Oracle VirtualBox – okno tworzenia i zarządzania maszynami wirtualnymi

Kolejna zaleta korzystania z wirtualnej maszyny (VM) to wzrost poziomu bezpieczeństwa w trakcie wykonywania różnych operacji. Jest nieoceniona, gdy trzeba na przykład odwiedzić potencjalnie niebezpieczną stronę w internecie, serwis, który może zainfekować system operacyjny złośliwym oprogramowaniem czy nawet przeprowadzić operacje bankowe. Chroni dane w obydwu kierunkach. Wynika z tego jeszcze jedno zastosowanie wirtualnego środowiska. Jest wprost idealne do analizy wirusów i różnych niebezpiecznych programów. W razie kłopotów to ono zostanie zarażone bądź uszkodzone, a to da się błyskawicznie naprawić. System bazowy jest zawsze całkowicie odizolowany i bezpieczny.

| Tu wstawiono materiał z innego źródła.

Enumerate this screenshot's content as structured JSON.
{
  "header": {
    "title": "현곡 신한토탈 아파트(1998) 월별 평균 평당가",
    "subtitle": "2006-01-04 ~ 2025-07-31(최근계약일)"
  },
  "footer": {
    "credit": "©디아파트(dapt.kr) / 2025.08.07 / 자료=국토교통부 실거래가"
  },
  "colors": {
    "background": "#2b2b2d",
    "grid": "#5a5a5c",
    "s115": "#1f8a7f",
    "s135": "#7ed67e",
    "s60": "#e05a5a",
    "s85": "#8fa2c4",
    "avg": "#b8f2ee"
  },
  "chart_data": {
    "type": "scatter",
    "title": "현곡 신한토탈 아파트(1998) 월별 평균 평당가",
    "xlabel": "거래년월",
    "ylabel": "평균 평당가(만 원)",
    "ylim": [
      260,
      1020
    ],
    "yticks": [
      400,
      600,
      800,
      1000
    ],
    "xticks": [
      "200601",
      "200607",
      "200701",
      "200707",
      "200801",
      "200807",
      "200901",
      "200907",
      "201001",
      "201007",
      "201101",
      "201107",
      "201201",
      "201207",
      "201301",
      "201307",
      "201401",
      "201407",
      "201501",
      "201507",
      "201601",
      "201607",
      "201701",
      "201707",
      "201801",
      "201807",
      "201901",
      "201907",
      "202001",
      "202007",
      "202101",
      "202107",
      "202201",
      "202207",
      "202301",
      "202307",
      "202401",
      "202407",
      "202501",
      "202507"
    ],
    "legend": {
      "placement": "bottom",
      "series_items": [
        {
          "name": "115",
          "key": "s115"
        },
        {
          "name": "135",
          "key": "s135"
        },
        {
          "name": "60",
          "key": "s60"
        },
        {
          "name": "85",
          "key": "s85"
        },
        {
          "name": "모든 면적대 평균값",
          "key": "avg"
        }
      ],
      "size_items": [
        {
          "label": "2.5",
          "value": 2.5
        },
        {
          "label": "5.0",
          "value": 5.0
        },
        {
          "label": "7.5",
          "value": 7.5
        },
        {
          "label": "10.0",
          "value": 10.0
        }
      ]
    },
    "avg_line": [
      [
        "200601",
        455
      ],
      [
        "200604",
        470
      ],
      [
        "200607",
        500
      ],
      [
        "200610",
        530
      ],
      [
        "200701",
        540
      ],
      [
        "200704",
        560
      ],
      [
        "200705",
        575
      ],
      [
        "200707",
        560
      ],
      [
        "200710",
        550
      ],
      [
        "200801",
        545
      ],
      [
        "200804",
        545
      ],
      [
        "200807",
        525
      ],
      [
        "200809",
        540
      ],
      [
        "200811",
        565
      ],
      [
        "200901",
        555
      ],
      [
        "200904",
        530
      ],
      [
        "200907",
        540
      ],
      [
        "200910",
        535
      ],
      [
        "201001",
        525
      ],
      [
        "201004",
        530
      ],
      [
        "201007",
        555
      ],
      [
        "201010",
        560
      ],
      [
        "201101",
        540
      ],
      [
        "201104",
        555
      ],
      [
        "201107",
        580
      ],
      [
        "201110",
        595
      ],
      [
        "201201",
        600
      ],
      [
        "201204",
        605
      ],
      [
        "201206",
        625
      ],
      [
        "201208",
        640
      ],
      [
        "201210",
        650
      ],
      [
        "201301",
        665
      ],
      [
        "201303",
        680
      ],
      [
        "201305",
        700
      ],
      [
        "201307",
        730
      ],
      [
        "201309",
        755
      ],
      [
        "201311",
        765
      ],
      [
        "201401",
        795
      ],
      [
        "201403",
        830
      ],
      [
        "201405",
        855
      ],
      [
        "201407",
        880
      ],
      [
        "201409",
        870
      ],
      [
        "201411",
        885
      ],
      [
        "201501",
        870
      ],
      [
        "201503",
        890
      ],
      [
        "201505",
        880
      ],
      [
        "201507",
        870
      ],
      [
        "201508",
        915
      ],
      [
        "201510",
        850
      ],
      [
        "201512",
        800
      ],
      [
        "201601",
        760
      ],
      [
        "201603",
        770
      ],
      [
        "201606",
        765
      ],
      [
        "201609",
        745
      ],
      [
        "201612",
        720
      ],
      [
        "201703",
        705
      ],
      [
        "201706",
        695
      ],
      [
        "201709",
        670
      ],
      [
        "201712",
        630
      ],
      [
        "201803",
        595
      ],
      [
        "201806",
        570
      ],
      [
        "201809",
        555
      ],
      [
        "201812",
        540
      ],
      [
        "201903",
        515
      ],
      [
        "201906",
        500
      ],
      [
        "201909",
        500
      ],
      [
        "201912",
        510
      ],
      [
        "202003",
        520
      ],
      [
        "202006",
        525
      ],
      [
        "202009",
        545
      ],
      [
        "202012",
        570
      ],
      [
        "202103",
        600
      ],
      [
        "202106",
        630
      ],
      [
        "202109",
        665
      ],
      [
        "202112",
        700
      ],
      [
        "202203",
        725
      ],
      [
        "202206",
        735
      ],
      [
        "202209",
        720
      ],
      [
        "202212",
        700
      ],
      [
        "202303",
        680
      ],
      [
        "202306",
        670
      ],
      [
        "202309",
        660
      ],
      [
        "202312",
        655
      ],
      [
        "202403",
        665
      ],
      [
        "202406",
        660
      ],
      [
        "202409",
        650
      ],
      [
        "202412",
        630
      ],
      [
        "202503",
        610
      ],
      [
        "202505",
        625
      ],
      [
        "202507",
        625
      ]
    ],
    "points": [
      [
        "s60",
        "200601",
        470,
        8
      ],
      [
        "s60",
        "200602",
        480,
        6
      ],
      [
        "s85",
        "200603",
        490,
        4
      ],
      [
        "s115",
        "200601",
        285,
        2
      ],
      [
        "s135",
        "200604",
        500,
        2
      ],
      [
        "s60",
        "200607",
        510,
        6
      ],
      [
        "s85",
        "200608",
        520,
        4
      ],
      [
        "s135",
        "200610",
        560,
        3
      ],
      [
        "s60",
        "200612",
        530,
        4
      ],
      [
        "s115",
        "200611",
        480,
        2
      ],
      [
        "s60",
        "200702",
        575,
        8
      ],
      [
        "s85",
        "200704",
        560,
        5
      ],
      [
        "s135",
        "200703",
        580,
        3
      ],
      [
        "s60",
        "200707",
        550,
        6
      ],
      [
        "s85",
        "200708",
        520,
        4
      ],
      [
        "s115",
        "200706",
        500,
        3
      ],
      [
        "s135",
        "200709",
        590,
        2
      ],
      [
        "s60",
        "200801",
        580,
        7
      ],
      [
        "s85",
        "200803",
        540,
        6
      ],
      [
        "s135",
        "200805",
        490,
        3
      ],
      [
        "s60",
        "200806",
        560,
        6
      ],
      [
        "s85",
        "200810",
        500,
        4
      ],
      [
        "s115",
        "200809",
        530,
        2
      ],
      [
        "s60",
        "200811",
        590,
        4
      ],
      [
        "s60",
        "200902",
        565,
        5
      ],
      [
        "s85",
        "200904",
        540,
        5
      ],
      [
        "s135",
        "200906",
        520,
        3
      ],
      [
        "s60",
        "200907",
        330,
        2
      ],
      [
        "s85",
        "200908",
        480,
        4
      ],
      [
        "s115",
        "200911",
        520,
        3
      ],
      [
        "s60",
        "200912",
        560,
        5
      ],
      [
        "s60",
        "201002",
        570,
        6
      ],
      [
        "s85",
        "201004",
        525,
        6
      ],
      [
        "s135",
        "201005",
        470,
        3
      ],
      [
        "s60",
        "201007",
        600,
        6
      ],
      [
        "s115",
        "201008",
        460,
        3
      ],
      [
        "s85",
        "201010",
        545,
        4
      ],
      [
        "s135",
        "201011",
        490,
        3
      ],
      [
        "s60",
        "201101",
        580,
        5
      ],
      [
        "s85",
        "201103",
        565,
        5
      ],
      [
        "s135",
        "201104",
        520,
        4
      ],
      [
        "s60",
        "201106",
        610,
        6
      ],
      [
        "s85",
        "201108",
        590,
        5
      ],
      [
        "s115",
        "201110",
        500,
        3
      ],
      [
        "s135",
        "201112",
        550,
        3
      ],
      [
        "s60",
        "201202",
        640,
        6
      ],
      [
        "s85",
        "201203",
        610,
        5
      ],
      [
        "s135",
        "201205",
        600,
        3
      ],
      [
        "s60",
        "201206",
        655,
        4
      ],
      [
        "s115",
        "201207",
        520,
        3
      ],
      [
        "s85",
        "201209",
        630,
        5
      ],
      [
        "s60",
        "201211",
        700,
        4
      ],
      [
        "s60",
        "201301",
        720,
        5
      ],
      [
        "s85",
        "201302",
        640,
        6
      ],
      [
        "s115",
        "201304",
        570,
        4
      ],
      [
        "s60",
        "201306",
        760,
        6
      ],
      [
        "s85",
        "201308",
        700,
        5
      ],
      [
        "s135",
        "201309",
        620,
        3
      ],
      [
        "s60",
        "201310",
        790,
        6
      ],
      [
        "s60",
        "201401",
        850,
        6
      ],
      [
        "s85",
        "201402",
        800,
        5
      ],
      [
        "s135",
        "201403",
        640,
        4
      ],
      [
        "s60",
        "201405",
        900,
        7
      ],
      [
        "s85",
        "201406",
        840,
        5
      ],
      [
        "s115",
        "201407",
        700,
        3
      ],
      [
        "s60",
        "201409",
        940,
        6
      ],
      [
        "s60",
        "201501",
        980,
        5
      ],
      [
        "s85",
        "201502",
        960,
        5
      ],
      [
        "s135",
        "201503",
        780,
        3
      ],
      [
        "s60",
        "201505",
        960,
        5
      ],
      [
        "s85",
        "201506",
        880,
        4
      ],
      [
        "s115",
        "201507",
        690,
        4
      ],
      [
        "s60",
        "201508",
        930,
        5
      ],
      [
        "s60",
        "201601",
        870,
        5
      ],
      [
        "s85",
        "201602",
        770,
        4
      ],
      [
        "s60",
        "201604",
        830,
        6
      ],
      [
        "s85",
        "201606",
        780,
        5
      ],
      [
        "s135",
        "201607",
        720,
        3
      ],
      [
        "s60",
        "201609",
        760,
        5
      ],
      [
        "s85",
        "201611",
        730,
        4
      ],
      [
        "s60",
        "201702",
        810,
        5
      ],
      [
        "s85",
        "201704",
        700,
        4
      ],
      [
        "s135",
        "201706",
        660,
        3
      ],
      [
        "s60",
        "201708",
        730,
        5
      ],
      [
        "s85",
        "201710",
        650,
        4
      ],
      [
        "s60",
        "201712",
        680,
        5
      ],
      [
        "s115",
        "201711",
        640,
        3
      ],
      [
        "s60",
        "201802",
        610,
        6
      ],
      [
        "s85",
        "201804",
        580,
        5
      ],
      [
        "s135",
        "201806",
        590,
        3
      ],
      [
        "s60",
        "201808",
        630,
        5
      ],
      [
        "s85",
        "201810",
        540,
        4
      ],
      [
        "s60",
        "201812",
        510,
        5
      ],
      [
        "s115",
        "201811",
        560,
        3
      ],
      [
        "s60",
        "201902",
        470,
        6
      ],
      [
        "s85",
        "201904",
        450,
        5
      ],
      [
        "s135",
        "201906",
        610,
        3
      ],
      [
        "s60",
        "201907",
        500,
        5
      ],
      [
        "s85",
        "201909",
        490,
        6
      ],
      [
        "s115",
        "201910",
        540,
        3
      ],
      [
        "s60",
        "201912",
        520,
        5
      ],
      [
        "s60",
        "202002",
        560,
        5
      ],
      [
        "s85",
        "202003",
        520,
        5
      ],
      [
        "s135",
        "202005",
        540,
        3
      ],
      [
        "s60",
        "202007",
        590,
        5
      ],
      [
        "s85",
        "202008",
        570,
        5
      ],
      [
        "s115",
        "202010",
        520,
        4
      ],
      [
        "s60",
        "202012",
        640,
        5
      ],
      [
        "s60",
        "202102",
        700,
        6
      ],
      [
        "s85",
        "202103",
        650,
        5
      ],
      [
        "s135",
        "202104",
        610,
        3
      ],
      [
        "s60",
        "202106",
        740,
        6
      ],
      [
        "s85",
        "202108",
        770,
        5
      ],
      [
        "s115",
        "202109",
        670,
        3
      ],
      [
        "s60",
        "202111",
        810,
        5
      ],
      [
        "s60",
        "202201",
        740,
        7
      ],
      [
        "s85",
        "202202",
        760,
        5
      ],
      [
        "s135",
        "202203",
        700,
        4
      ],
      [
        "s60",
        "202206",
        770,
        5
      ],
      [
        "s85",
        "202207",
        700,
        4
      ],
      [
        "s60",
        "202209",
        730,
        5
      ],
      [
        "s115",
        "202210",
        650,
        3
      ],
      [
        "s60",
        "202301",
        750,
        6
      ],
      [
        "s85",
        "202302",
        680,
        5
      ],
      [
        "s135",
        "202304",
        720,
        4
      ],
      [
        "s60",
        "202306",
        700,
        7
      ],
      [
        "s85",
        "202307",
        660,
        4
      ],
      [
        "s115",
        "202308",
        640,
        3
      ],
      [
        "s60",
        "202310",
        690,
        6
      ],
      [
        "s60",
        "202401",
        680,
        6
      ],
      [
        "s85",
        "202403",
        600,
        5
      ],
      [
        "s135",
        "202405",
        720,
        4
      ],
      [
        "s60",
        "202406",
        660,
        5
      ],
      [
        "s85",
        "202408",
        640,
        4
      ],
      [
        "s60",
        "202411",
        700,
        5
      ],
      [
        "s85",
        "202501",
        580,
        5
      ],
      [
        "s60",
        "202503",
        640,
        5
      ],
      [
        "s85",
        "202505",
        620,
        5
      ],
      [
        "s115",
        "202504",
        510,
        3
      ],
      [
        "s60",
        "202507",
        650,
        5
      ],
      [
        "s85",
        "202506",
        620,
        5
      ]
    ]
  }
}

Wirtualizacja stacji roboczych

Dwa wyróżniające się, podstawowe narzędzia służące do tworzenia i uruchamiania wirtualnych systemów operacyjnych, to Oracle VirtualBox oraz VMware Workstation. Dominują one wśród innych programów tego typu jak Xen, Hyper-V czy Parallels. Obydwa funkcjonują na podobnej zasadzie. Zawierają mechanizm odpowiedzialny za tworzenie i zarządzanie wirtualna maszyną, tak zwany hyperwizor działający na bazie emulowanej warstwy sprzętowej. Taka kombinacja określana jest mianem typu drugiego hyperwizora, który musi funkcjonować w oparciu o kompletny system operacyjny. Wartość użytkowa poszczególnych rozwiązań zależy więc głównie od możliwości konfigurowania i zarządzania maszynami.

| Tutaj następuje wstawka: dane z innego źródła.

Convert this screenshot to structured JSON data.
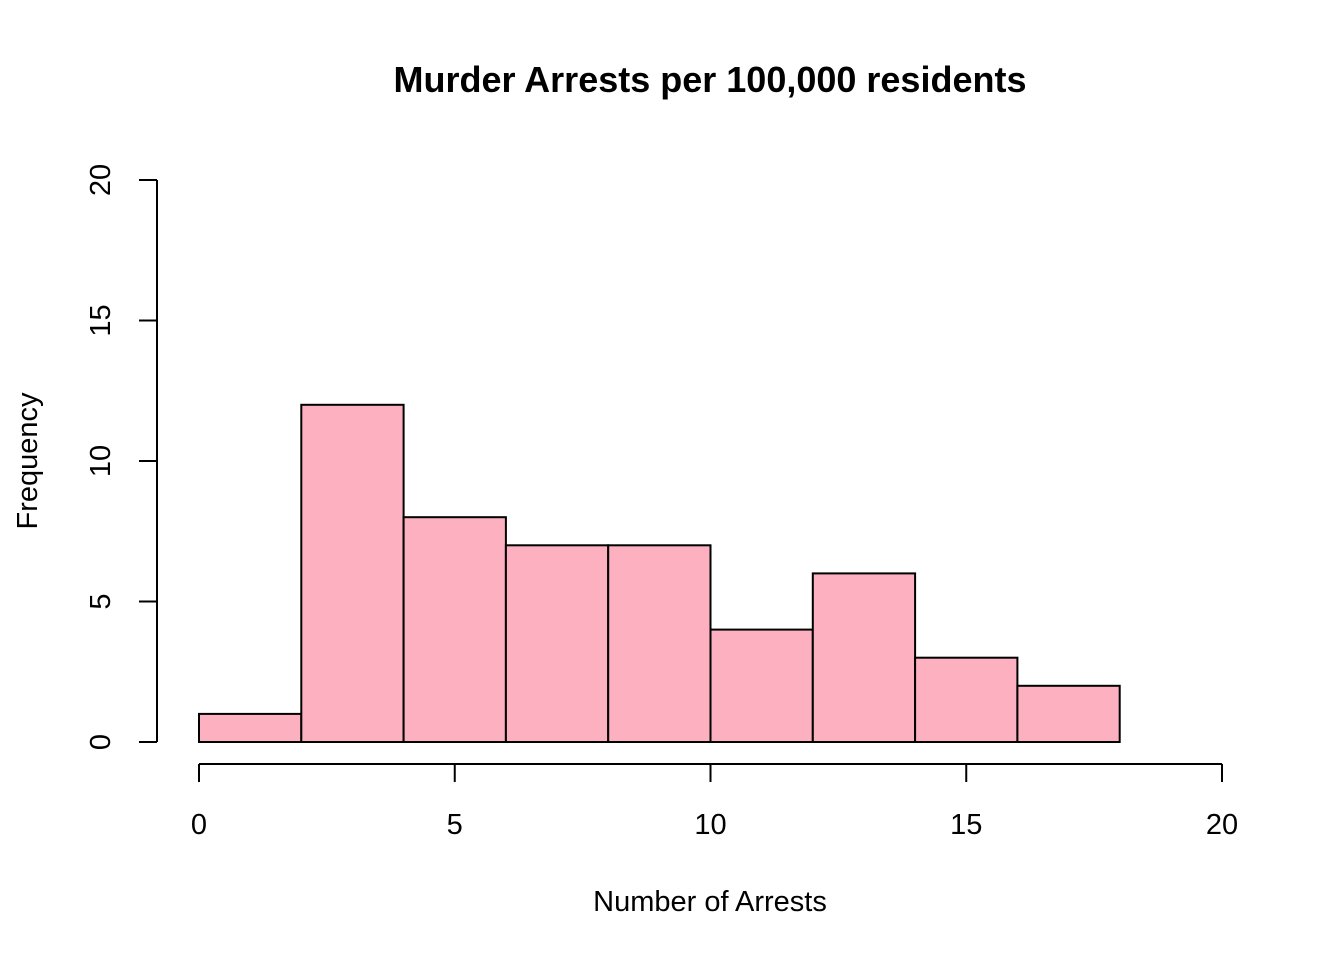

Obydwa produkty pozwalają użytkownikowi tworzyć i klonować maszyny wirtualne oraz zapisywać ich stan w postaci migawek. Mogą obsługiwać kilka jednocześnie działających środowisk wirtualnych ale oferowane mechanizmy zarządzania różnią się między sobą i są dostosowane raczej do małej skali operacji.

VMware Workstation pozwala dla przykładu sprawnie obsługiwać zdalnie kilka maszyn jeżeli działają one na platformie VMware ale jeżeli będzie ich już kilkanaście na pewno zabraknie wielu przydatnych funkcji administracyjnych. W takim środowisku lepiej sprawdzi się VMware vCenter bądź inna platforma do obsługi dużych serwerów wirtualizacyjnych. Z drugiej strony zarówno z VMware, jak i VirtualBoksem związane są serwisy internetowe (między innymihttps://virtualboximages.com czyhttp://solutionexchange.vmware.com/store) oferujące zgodne z wybraną platformą, gotowe wirtualne środowiska z różnymi systemami operacyjnymi, zainstalowanym oprogramowaniem czy o określonej funkcjonalności (serwer WWW, baz danych). To ogromne ułatwienie dla osób korzystających ze stacji roboczej.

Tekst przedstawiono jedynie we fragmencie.